Preserving electron spin coherence in solids by optimal dynamical decoupling

To exploit the quantum coherence of electron spins in solids in future technologies such as quantum computing, it is first vital to overcome the problem of spin decoherence due to their coupling to the noisy environment. Dynamical decoupling, which uses stroboscopic spin flips to give an average coupling to the environment that is effectively zero, is a particularly promising strategy for combating decoherence because it can be naturally integrated with other desired functionalities, such as quantum gates. Errors are inevitably introduced in each spin flip, so it is desirable to minimize the number of control pulses used to realize dynamical decoupling having a given level of precision. Such optimal dynamical decoupling sequences have recently been explored.

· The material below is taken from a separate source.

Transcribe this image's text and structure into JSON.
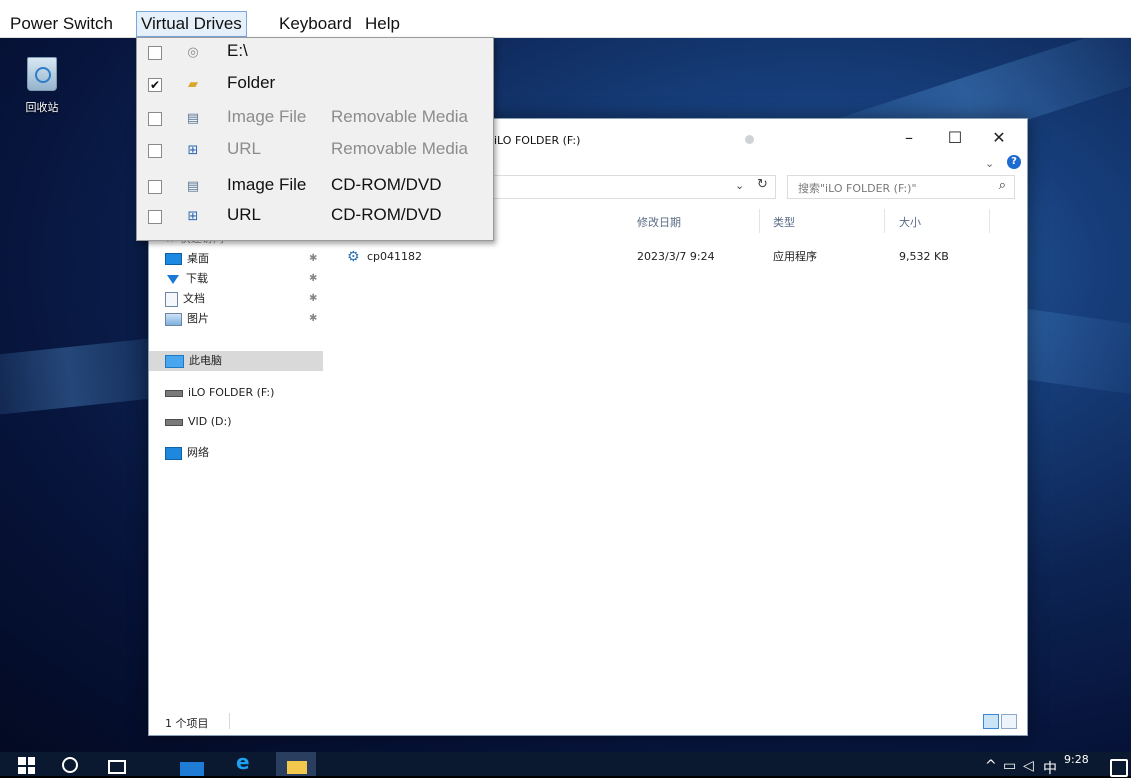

The experimental realization of optimal dynamical decoupling in solid-state systems, however, remains elusive. Here we use pulsed electron paramagnetic resonance to demonstrate experimentally optimal dynamical decoupling for preserving electron spin coherence in irradiated malonic acid crystals at temperatures from 50K to room temperature [1]. Using a seven-pulse optimal dynamical decoupling sequence, we prolonged the spin coherence time to about 30 ms; it would otherwise be about 0.04 ms without control or 6.2 ms under one-pulse control. By comparing experiments with microscopic theories, we have identified the relevant electron spin decoherence mechanisms in the solid. Recently, we demonstrate experimentally that dynamical decoupling can preserve bipartite pseudo-entanglement in phosphorous donors in a silicon system [2]. In particular, the lifetime of pseudo entangled states is extended from 0.4 us in the absence of decoherence control to 30 us in the presence of a two-flip dynamical decoupling sequence. \\[4pt] [1]. Jiangfeng Du, Xing Rong, Nan Zhao, Ya Wang, Jiahui Yang~and R. B. Liu, Preserving electron spin coherence in solids by optimal dynamical decoupling, Nature~461, 1265-1268 (2009). \\[0pt] [2] Ya Wang, Xing Rong, Pengbo Feng, Wanjie Xu, Bo Chong, Ji-Hu Su, Jiangbin Gong, and Jiangfeng Du, Preservation of bipartite pseudo-entanglement in solids using dynamical decoupling, submitted to Phys. Rev. Lett.